Was ist es am Beisl, das wir so vermissen? Ist es das Getränk? Das kalte Bier, der etwas zu warme Spritzer mit oder ohne Zitrone, der Schnaps, der nächstentags doch noch auf der Rechnung steht, der perfekt gemischte Cocktail, exakt wie gewünscht, oder einfach nur ein Espresso mit Mineral? Aber wo. Es ist: der Zufall. Denn ja, inzwischen kennen wir von diversen von langer Hand geplanten Onlinetreffen in unterschiedlichen Formaten schon gegenseitig, unabsichtlich geteilt, den Terminkalender und die Namen der Morgenmäntel (lila ist er und heißt "Fluschiflauschi", der von P.).

Aber wohin kann man nachher abbiegen, lange nachdem man heimgehen wollte? Mit wem ein ganz privates Nebengespräch führen? Wem zufällig über den Weg laufen? Oder absichtlich, wie in grauer Vorzeit, einfach weil man wusste, wer an welchen Tagen um welche Uhrzeit in etwa wo zu finden war, und man ganz ohne Vereinbarung, unironisch, "zufällig in der Gegend" sein konnte? Wo sind sie, all die geliebten, anstrengenden, gewohnten, überraschenden sozialen Akte eines Abends? Verschwesterungen an der Bar? Ein absurdes Gespräch mit völlig fremden Menschen, von dem man lange zehrte?

Eine Tschumsen freudvoll betreten zu können, das ist eine Frage der Übung und des Gewohnheitsrechts, erarbeitet in Wochen, Monaten, Jahren, Jahrzehnten. Stammbeisln können deutlich länger als Ehen und Mietverträge halten, länger als alles im Menschenleben zwischen Kindergarten und Sterbebegleitung. Nicht immer sind sie gesund. Weder für die Menschen vor noch für die hinter der Budl. Aber was sie alles sein können: der Funkenflug. Wilde Diskussionen, nach denen man manchmal klüger ist – oder zumindest besser argumentieren kann. Beziehungsenden, erste Schmusereien oder gern vergessene.

Passiert nix

"Nach Mitternacht passiert nix", hat meine Mutter mir einst erklärt, als sie wollte, dass ich früh nach Hause komme. Es war natürlich – aus besorgtem Herzen, vermutlich – die größte Lüge überhaupt. Alles passiert nach Mitternacht. Verlorene Schlüssel und Herzen und Telefonnummern, gefundene Freunde und Freundinnen fürs Leben, Erweckungserlebnisse, Momente völliger Wahrheit und Klarheit, zumindest vermeintlich. Es geht nicht so sehr um den Rausch als um die rein gedankliche Möglichkeit zur Unvernunft und dem Aus-der-Welt-Sein, derweil man mittendrin ist. Nie ist man so unfassbar klug und unsterblich wie hier, auch wenn beides Behauptung ist. Heuer vermisst man es noch mehr, dass die Gesundheit einmal eine Frage der eigenen Entscheidung war und es Orte gab, an denen man die Welt anders kennenlernte.

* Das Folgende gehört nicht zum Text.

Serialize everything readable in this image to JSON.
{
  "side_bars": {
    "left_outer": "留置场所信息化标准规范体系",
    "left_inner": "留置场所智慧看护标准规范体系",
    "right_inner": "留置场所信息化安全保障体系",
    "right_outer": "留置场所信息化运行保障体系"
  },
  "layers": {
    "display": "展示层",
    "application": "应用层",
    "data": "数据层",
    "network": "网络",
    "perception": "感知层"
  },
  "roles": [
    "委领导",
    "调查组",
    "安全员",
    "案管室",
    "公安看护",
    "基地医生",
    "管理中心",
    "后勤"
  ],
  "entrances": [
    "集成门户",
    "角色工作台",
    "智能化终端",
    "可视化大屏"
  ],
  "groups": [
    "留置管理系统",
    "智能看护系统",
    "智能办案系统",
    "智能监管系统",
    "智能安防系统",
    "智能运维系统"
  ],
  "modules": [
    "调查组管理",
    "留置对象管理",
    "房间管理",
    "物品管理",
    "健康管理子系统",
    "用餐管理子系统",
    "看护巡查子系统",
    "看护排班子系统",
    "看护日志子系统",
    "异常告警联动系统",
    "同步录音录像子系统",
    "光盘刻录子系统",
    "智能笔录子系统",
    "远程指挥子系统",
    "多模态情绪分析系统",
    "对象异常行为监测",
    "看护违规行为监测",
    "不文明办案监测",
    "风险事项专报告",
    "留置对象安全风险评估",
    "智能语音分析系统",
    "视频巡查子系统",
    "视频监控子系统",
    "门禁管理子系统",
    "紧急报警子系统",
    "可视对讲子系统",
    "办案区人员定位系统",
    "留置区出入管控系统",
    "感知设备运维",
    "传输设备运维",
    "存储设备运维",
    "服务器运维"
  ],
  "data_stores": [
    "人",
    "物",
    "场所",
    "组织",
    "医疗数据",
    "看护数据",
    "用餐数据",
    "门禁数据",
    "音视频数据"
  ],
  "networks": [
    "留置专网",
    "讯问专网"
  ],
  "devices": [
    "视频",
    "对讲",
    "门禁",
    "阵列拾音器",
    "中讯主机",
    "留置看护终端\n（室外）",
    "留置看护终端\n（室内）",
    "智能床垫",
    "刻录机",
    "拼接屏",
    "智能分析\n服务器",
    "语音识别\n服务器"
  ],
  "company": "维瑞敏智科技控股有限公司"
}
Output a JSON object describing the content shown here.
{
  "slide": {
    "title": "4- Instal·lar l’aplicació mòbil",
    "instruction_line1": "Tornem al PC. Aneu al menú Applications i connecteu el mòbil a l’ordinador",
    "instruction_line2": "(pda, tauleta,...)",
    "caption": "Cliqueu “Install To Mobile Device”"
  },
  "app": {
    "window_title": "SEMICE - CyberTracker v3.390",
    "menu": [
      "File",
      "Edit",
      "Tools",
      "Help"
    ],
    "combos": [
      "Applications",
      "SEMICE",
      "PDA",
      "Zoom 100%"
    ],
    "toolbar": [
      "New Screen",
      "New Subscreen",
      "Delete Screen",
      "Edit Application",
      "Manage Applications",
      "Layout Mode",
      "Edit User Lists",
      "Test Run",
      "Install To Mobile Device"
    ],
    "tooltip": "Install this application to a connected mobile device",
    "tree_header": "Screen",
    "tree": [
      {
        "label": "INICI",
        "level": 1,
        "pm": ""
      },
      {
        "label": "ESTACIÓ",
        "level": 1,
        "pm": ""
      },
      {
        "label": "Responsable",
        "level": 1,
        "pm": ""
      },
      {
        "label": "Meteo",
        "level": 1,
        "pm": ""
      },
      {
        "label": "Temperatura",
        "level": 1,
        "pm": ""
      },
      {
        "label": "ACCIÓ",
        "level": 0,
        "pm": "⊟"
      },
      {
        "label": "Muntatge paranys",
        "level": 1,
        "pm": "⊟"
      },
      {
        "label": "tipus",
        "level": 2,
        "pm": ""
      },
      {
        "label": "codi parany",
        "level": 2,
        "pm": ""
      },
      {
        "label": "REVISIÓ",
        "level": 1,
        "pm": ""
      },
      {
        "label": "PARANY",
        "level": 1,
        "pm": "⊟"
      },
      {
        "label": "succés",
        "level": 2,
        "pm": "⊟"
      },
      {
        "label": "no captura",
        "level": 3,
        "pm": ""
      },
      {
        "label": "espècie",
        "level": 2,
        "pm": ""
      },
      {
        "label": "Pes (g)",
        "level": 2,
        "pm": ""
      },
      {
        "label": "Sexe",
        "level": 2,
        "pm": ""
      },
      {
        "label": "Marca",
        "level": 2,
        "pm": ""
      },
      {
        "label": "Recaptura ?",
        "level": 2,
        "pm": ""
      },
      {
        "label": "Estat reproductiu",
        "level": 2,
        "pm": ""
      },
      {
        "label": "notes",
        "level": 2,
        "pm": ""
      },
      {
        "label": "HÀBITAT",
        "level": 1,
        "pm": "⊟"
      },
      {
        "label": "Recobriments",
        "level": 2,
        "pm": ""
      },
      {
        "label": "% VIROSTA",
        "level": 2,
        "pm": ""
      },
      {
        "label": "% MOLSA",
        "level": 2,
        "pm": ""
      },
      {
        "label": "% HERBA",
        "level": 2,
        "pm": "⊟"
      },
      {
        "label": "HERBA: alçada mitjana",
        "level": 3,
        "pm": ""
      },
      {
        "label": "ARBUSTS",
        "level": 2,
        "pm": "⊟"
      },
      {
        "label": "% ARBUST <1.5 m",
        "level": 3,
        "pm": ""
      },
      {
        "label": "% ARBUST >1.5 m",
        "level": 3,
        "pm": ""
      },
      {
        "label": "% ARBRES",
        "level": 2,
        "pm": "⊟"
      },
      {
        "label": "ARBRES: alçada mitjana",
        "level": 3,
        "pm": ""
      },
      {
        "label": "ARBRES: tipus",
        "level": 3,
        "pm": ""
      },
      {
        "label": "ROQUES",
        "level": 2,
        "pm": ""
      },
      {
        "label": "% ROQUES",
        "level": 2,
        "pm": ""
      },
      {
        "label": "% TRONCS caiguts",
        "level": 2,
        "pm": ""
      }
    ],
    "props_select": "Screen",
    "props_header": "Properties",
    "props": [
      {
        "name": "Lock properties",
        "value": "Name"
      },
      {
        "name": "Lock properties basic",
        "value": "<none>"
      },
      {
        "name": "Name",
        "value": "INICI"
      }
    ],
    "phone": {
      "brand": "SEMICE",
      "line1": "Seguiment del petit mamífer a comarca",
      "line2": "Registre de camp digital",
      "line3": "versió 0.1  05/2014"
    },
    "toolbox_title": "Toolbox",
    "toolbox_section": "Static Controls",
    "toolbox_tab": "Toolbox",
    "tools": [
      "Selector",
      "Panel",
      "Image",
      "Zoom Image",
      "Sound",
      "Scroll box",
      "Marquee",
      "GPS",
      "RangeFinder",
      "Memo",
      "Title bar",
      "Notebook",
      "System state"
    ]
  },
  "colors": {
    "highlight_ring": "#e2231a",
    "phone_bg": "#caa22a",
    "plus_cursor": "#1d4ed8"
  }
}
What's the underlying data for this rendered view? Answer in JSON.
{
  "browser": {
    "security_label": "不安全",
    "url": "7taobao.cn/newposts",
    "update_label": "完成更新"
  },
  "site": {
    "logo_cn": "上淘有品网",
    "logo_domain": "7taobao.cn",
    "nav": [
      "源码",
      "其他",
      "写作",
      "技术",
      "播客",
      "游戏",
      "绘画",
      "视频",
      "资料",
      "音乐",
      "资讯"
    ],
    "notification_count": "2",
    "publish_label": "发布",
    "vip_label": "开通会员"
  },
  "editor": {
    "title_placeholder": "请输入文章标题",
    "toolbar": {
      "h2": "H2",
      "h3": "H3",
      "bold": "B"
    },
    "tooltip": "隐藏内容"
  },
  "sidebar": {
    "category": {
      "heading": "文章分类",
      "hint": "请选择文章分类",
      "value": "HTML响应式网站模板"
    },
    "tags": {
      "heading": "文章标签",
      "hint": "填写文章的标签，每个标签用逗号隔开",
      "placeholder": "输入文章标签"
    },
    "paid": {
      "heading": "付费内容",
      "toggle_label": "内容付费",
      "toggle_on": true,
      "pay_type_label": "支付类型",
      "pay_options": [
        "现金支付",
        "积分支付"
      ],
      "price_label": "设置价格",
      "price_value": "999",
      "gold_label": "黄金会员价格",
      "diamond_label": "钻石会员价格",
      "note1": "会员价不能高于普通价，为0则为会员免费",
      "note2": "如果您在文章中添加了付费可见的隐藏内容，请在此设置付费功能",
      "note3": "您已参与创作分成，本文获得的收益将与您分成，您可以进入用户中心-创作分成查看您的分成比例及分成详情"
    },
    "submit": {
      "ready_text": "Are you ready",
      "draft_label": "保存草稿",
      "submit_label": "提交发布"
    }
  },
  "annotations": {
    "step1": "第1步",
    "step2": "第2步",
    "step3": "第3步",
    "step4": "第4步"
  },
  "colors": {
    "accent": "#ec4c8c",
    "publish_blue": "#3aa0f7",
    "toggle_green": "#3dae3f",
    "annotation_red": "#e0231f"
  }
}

Der 80-jährige Wienerlied-Wirt im 18. Bezirk, der sich von mir altklug Verklärung vorwerfen lassen musste, der mir geduldig erzählt hat vom Prater und der ewigen Jugend – und der Arbeiterbewegung. Der allererste Wirt, der im Halbstock immer ein Glas Wasser stehen hatte, weil er dort ein Gespenst vermutete (angeblich half das zur Beruhigung des Geistes, die Gäste bekamen Tequila). Die Amerikanerin, die um vier Uhr morgens davon erzählte, warum sie gern in Wien chinesische Bedienungsanleitungen übersetzt, weil sie sich hier vor einem allfälligen dritten Weltkrieg sicher fühlte.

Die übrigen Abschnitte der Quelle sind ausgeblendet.